Meskipun angka kematian nol, ekonomi negara—yang diklasifikasikan sebagai pasar bebas dan sangat bergantung pada budidaya dan produk pertanian serta pertambangan; mangan, tembaga, dan emas—sudah pasti terpukul.
"COVID-19 akan meninggalkan jejak besarnya dalam kehidupan sehari-hari kita dan perilaku sosial kita. Yang pasti, itu akan memiliki efek yang sangat negatif pada ekonomi dunia—perilaku pasar adalah bukti nyata akan hal itu," kata Gakharia.
"Tentu saja, langkah-langkah yang telah kami ambil memiliki dampak ekonomi. Seperti hampir semua negara, kami telah melembagakan social distancing dan menutup bisnis yang tidak penting di seluruh negeri," paparnya.
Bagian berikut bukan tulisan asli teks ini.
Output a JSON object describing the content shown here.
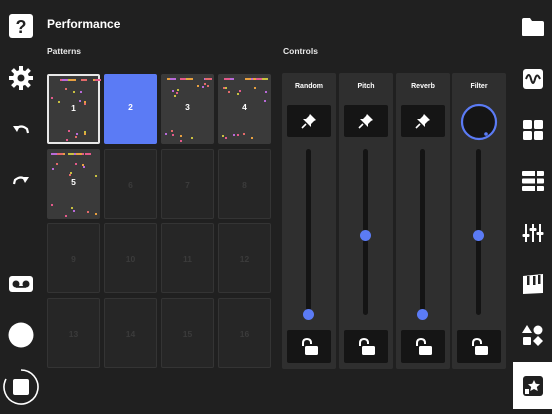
{
  "header": {
    "title": "Performance"
  },
  "sections": {
    "patterns": "Patterns",
    "controls": "Controls"
  },
  "left_toolbar": [
    {
      "icon": "help-icon"
    },
    {
      "icon": "gear-icon"
    },
    {
      "icon": "undo-icon"
    },
    {
      "icon": "redo-icon"
    },
    {
      "icon": "tape-icon"
    },
    {
      "icon": "record-icon"
    },
    {
      "icon": "stop-icon"
    }
  ],
  "right_toolbar": [
    {
      "icon": "folder-icon"
    },
    {
      "icon": "waveform-icon"
    },
    {
      "icon": "grid-icon"
    },
    {
      "icon": "tracks-icon"
    },
    {
      "icon": "mixer-icon"
    },
    {
      "icon": "keys-icon"
    },
    {
      "icon": "shapes-icon"
    },
    {
      "icon": "performance-icon",
      "selected": true
    }
  ],
  "patterns": [
    {
      "label": "1",
      "filled": true,
      "selected": true
    },
    {
      "label": "2",
      "filled": true,
      "active": true
    },
    {
      "label": "3",
      "filled": true
    },
    {
      "label": "4",
      "filled": true
    },
    {
      "label": "5",
      "filled": true
    },
    {
      "label": "6"
    },
    {
      "label": "7"
    },
    {
      "label": "8"
    },
    {
      "label": "9"
    },
    {
      "label": "10"
    },
    {
      "label": "11"
    },
    {
      "label": "12"
    },
    {
      "label": "13"
    },
    {
      "label": "14"
    },
    {
      "label": "15"
    },
    {
      "label": "16"
    }
  ],
  "controls": [
    {
      "label": "Random",
      "slider_level": 0.0,
      "type": "slider"
    },
    {
      "label": "Pitch",
      "slider_level": 0.5,
      "type": "slider"
    },
    {
      "label": "Reverb",
      "slider_level": 0.0,
      "type": "slider"
    },
    {
      "label": "Filter",
      "slider_level": 0.5,
      "type": "knob"
    }
  ],
  "colors": {
    "accent": "#5b7bf5",
    "background": "#202020",
    "panel": "#2f2f2f"
  }
}
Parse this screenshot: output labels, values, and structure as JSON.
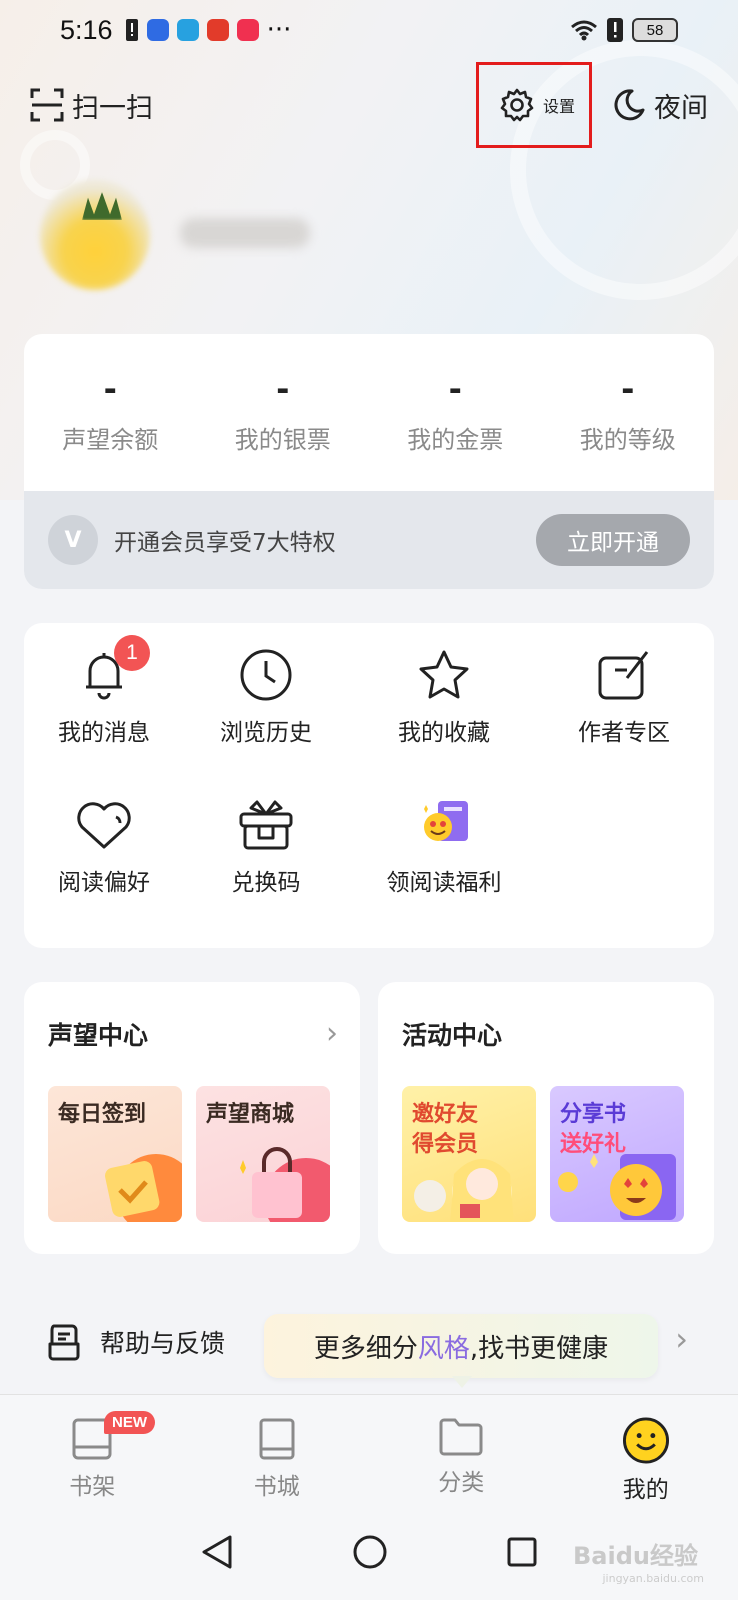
{
  "status_bar": {
    "time": "5:16",
    "more": "···",
    "battery": "58"
  },
  "header": {
    "scan_label": "扫一扫",
    "settings_label": "设置",
    "night_label": "夜间"
  },
  "stats": [
    {
      "value": "-",
      "label": "声望余额"
    },
    {
      "value": "-",
      "label": "我的银票"
    },
    {
      "value": "-",
      "label": "我的金票"
    },
    {
      "value": "-",
      "label": "我的等级"
    }
  ],
  "vip": {
    "icon_letter": "V",
    "text": "开通会员享受7大特权",
    "button": "立即开通"
  },
  "menu": [
    {
      "label": "我的消息",
      "icon": "bell-icon",
      "badge": "1"
    },
    {
      "label": "浏览历史",
      "icon": "clock-icon"
    },
    {
      "label": "我的收藏",
      "icon": "star-icon"
    },
    {
      "label": "作者专区",
      "icon": "edit-icon"
    },
    {
      "label": "阅读偏好",
      "icon": "heart-icon"
    },
    {
      "label": "兑换码",
      "icon": "gift-icon"
    },
    {
      "label": "领阅读福利",
      "icon": "reward-icon"
    }
  ],
  "reputation_center": {
    "title": "声望中心",
    "tiles": [
      "每日签到",
      "声望商城"
    ]
  },
  "activity_center": {
    "title": "活动中心",
    "tiles": [
      {
        "line1": "邀好友",
        "line2": "得会员"
      },
      {
        "line1": "分享书",
        "line2": "送好礼"
      }
    ]
  },
  "help": {
    "label": "帮助与反馈",
    "tip_before": "更多细分",
    "tip_highlight": "风格",
    "tip_after": ",找书更健康"
  },
  "bottom_nav": [
    {
      "label": "书架",
      "badge": "NEW"
    },
    {
      "label": "书城"
    },
    {
      "label": "分类"
    },
    {
      "label": "我的",
      "active": true
    }
  ],
  "watermark": {
    "text": "Baidu经验",
    "sub": "jingyan.baidu.com"
  },
  "colors": {
    "highlight_box": "#e31c1c",
    "badge": "#f25454",
    "accent_purple": "#8a6be0",
    "vip_button": "#a5a8ad",
    "active_tab_icon": "#ffd21f"
  }
}
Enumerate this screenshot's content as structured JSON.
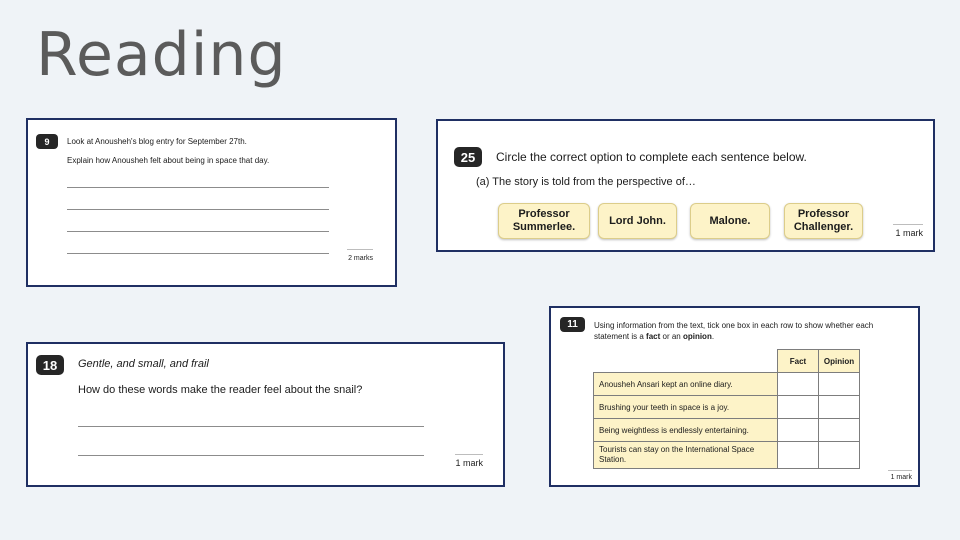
{
  "slide": {
    "title": "Reading"
  },
  "q9": {
    "number": "9",
    "prompt": "Look at Anousheh's blog entry for September 27th.",
    "instruction": "Explain how Anousheh felt about being in space that day.",
    "marks": "2 marks"
  },
  "q25": {
    "number": "25",
    "prompt": "Circle the correct option to complete each sentence below.",
    "part": "(a)  The story is told from the perspective of…",
    "options": [
      "Professor Summerlee.",
      "Lord John.",
      "Malone.",
      "Professor Challenger."
    ],
    "marks": "1 mark"
  },
  "q18": {
    "number": "18",
    "quote": "Gentle, and small, and frail",
    "question": "How do these words make the reader feel about the snail?",
    "marks": "1 mark"
  },
  "q11": {
    "number": "11",
    "prompt_start": "Using information from the text, tick one box in each row to show whether each statement is a ",
    "fact_word": "fact",
    "prompt_mid": " or an ",
    "opinion_word": "opinion",
    "prompt_end": ".",
    "headers": [
      "Fact",
      "Opinion"
    ],
    "statements": [
      "Anousheh Ansari kept an online diary.",
      "Brushing your teeth in space is a joy.",
      "Being weightless is endlessly entertaining.",
      "Tourists can stay on the International Space Station."
    ],
    "marks": "1 mark"
  }
}
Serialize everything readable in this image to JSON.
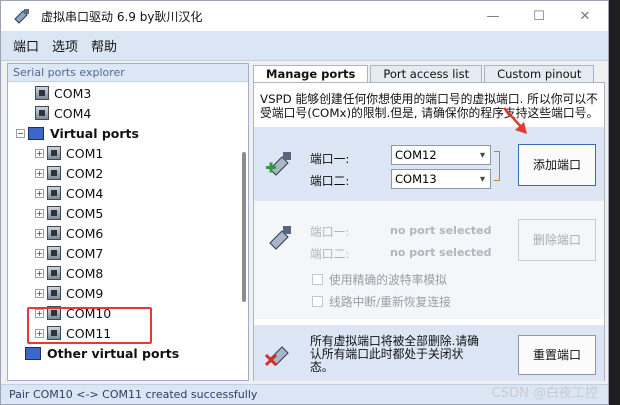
{
  "window": {
    "title": "虚拟串口驱动 6.9 by耿川汉化",
    "minimize_glyph": "—",
    "maximize_glyph": "☐",
    "close_glyph": "✕"
  },
  "menu": [
    "端口",
    "选项",
    "帮助"
  ],
  "explorer": {
    "header": "Serial ports explorer",
    "physical_ports": [
      "COM3",
      "COM4"
    ],
    "virtual_group": "Virtual ports",
    "virtual_ports": [
      "COM1",
      "COM2",
      "COM4",
      "COM5",
      "COM6",
      "COM7",
      "COM8",
      "COM9",
      "COM10",
      "COM11"
    ],
    "other_group": "Other virtual ports"
  },
  "tabs": [
    "Manage ports",
    "Port access list",
    "Custom pinout"
  ],
  "manage": {
    "description": "VSPD 能够创建任何你想使用的端口号的虚拟端口. 所以你可以不受端口号(COMx)的限制.但是, 请确保你的程序支持这些端口号。",
    "port1_label": "端口一:",
    "port2_label": "端口二:",
    "port1_value": "COM12",
    "port2_value": "COM13",
    "add_button": "添加端口",
    "remove_port1_label": "端口一:",
    "remove_port2_label": "端口二:",
    "no_port1": "no port selected",
    "no_port2": "no port selected",
    "remove_button": "删除端口",
    "strict_baud": "使用精确的波特率模拟",
    "break_reconnect": "线路中断/重新恢复连接",
    "reset_text": "所有虚拟端口将被全部删除.请确认所有端口此时都处于关闭状态。",
    "reset_button": "重置端口"
  },
  "status": "Pair COM10 <-> COM11 created successfully",
  "watermark": "CSDN @白夜工控"
}
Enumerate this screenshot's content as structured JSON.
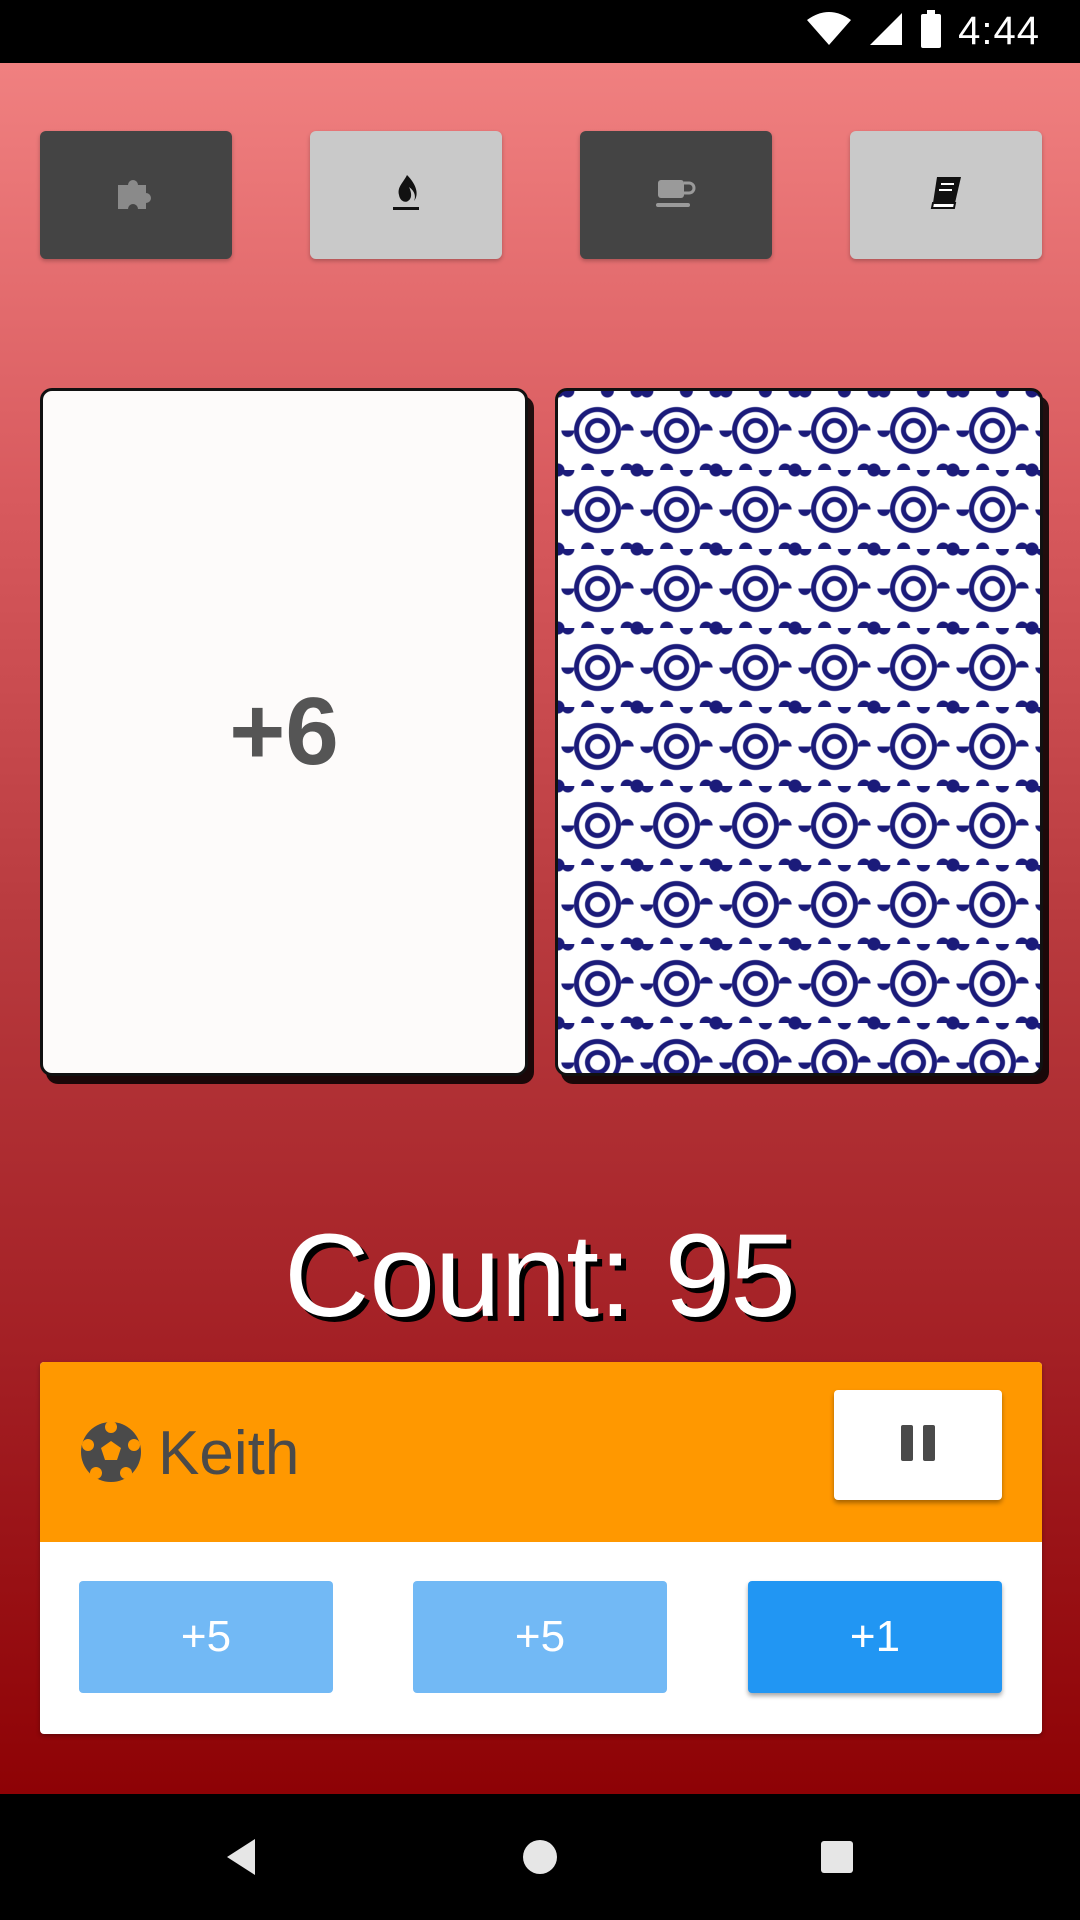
{
  "status_bar": {
    "time": "4:44",
    "icons": [
      "wifi-icon",
      "signal-icon",
      "battery-icon"
    ]
  },
  "mode_buttons": [
    {
      "icon": "puzzle-icon",
      "style": "dark"
    },
    {
      "icon": "fire-icon",
      "style": "light"
    },
    {
      "icon": "coffee-icon",
      "style": "dark"
    },
    {
      "icon": "book-icon",
      "style": "light"
    }
  ],
  "cards": {
    "face_value": "+6",
    "back_pattern": "navy-circle-pattern"
  },
  "count": {
    "text": "Count: 95"
  },
  "player": {
    "icon": "soccer-ball-icon",
    "name": "Keith",
    "header_color": "#ff9800",
    "pause_icon": "pause-icon",
    "buttons": [
      {
        "label": "+5",
        "enabled": false
      },
      {
        "label": "+5",
        "enabled": false
      },
      {
        "label": "+1",
        "enabled": true
      }
    ]
  },
  "nav_bar": {
    "icons": [
      "back-icon",
      "home-icon",
      "recents-icon"
    ]
  },
  "colors": {
    "gradient_top": "#f08080",
    "gradient_bottom": "#8e0205",
    "button_active": "#2196f3",
    "button_disabled": "#72b9f5",
    "card_pattern": "#1b1b7a"
  }
}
Namun, pemerintah telah mengumumkan paket penyelamatan ekonomi awal, termasuk ratusan juta dolar dalam bantuan bisnis, menunda pembayaran pajak properti dan pajak penghasilan selama beberapa bulan, serta memberikan pengembalian pajak PPN kepada bisnis untuk membantu arus kas.
Negara berpenduduk sekitar 3,7 juta itu dianggap sebagai penghubung antara Eropa Timur dan Asia Barat, berbatasan dengan Laut Hitam di barat, Turki dan Armenia di selatan, Azerbaijan di tenggara, dan Rusia di utara. Negara-negara yang berbatasan dengan Georgia itu bila digabungkan memiliki setidaknya 23.500 kasus COVID-19 dan telah mencatat lebih dari 372 kematian.
"Kunci bagi Georgia adalah tindakan awal, tindakan tegas, dan komunikasi yang jelas serta konsisten kepada warga kami. Tidak mudah untuk menutup negara ini, tetapi tentu saja lebih mudah di negara kecil seperti Georgia dibandingkan dengan ekonomi terbesar di dunia," katanya.
"Kami membuat keputusan agresif untuk mulai menutup acara dan pertemuan sosial besar, dan kami menutup sekolah pada pertengahan Maret dan memaksakan isolasi diri. Kami memberi ribuan warga negara kami fasilitas karantina, dan kami sepenuhnya melarang pergerakan pada malam hari."
Dia juga menggarisbawahi bahwa tindakan semantara yang diambil pada Januari adalah belum menutup penuh perbatasan. Sebaliknya, pendekatan penutupan perbatasan itu secara bertahap menjelang deklarasi Keadaan Darurat 21 Maret.
COVID-19, virus yang pertama kali muncul di Wuhan, China, akhir tahun lalu, telah menginfeksi lebih dari 1,1 juta orang di seluruh dunia dan menewaskan lebih dari 59.000 jiwa.